It worked for Tom Wolfe in the late 1960s, and Radical Chic resulted. He didn’t take notes typically associated with direct quotation. And he was sans tape recorder. He tapped his memory. But no one denied that Wolfe, a “new journalism” avatar, had captured the au courant societal scene at Leonard Bernstein’s fund-raising soiree for the Black Panther Defense Fund.
Wolfe was there as pop-sociologist and para-journalist. And he nailed it, over-the-top, white-guilt ambience and all.
Fast forward a half century or so.
A reporter for the Italian newspaper La Republica has apparently quoted Pope Francis from memory alone. Vatican officials are reportedly not pleased. The interviewer was not soliciting comments on Argentina’s World Cup final with Germany.
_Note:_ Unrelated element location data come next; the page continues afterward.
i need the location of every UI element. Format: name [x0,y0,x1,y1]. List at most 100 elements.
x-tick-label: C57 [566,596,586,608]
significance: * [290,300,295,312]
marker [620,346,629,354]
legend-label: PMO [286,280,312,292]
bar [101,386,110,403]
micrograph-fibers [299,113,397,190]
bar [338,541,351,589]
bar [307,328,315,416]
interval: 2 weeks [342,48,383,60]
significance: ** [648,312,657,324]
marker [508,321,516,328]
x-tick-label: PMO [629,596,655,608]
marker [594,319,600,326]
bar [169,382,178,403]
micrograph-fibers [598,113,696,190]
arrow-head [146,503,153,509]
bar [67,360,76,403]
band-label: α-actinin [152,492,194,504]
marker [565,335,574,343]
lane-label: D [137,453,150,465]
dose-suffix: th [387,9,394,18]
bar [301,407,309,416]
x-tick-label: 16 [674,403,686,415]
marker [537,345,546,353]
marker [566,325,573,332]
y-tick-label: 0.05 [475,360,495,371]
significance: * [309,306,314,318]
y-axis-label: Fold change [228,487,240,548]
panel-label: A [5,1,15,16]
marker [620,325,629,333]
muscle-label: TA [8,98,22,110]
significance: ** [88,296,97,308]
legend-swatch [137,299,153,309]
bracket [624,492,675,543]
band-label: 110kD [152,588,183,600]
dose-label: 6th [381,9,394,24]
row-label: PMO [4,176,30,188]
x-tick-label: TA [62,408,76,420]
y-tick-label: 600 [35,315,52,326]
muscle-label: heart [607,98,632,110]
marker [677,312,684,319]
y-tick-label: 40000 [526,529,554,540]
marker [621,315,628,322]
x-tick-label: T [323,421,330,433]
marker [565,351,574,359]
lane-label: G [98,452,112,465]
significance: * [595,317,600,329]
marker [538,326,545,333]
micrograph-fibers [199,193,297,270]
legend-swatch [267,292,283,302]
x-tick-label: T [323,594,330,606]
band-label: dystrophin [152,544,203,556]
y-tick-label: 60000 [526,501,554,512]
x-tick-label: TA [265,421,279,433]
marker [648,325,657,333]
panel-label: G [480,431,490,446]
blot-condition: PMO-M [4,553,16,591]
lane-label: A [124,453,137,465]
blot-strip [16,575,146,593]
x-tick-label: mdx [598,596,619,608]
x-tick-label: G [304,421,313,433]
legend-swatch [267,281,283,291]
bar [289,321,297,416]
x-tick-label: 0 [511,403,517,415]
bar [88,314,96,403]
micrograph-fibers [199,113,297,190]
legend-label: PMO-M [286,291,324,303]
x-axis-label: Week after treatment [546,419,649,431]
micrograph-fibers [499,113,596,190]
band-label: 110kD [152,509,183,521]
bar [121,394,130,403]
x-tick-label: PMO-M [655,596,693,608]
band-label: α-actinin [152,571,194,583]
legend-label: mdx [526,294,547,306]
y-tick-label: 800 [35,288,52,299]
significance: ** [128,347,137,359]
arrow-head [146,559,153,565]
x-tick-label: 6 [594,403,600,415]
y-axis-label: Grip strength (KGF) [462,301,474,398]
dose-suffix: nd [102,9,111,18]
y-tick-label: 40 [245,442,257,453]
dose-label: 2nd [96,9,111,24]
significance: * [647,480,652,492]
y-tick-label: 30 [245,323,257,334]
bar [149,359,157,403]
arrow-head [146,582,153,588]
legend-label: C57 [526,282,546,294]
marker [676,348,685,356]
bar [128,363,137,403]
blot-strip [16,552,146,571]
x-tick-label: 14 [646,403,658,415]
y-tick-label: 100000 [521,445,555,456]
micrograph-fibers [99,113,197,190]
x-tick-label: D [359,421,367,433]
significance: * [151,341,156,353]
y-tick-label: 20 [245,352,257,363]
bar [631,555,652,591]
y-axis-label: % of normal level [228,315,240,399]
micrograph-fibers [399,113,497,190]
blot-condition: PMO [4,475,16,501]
The subject was sex abuse scandals.
La Republica quoted the pope as saying that the pedophiles include “priests and even bishops and cardinals”–about “2 percent” of Roman Catholic clerics overall. For those keeping count, that’s about 8,000 clerics. It’s “a leprosy in our home,” underscored the pope, according to La Republica.
Of course, media and journalism have undergone a sea change since Wolfe was passing along the insider optics of Radical Chic and Mau-Mauing the Flak Catchers.
But some things should be immutable. You don’t interview the pope–or the president–the same way you chat up fund-raiser attendees or in-your-face activists. When world leaders weigh in, their words impact. While others may parse them, those literal words need to be verifiable–either through recordings or transcriptions.
Tom Wolfe, for example, would not have exited a Richard Nixon interview and quoted him from memory. That wouldn’t be new journalism. That would be shoddy journalism. Pope Francis deserved better.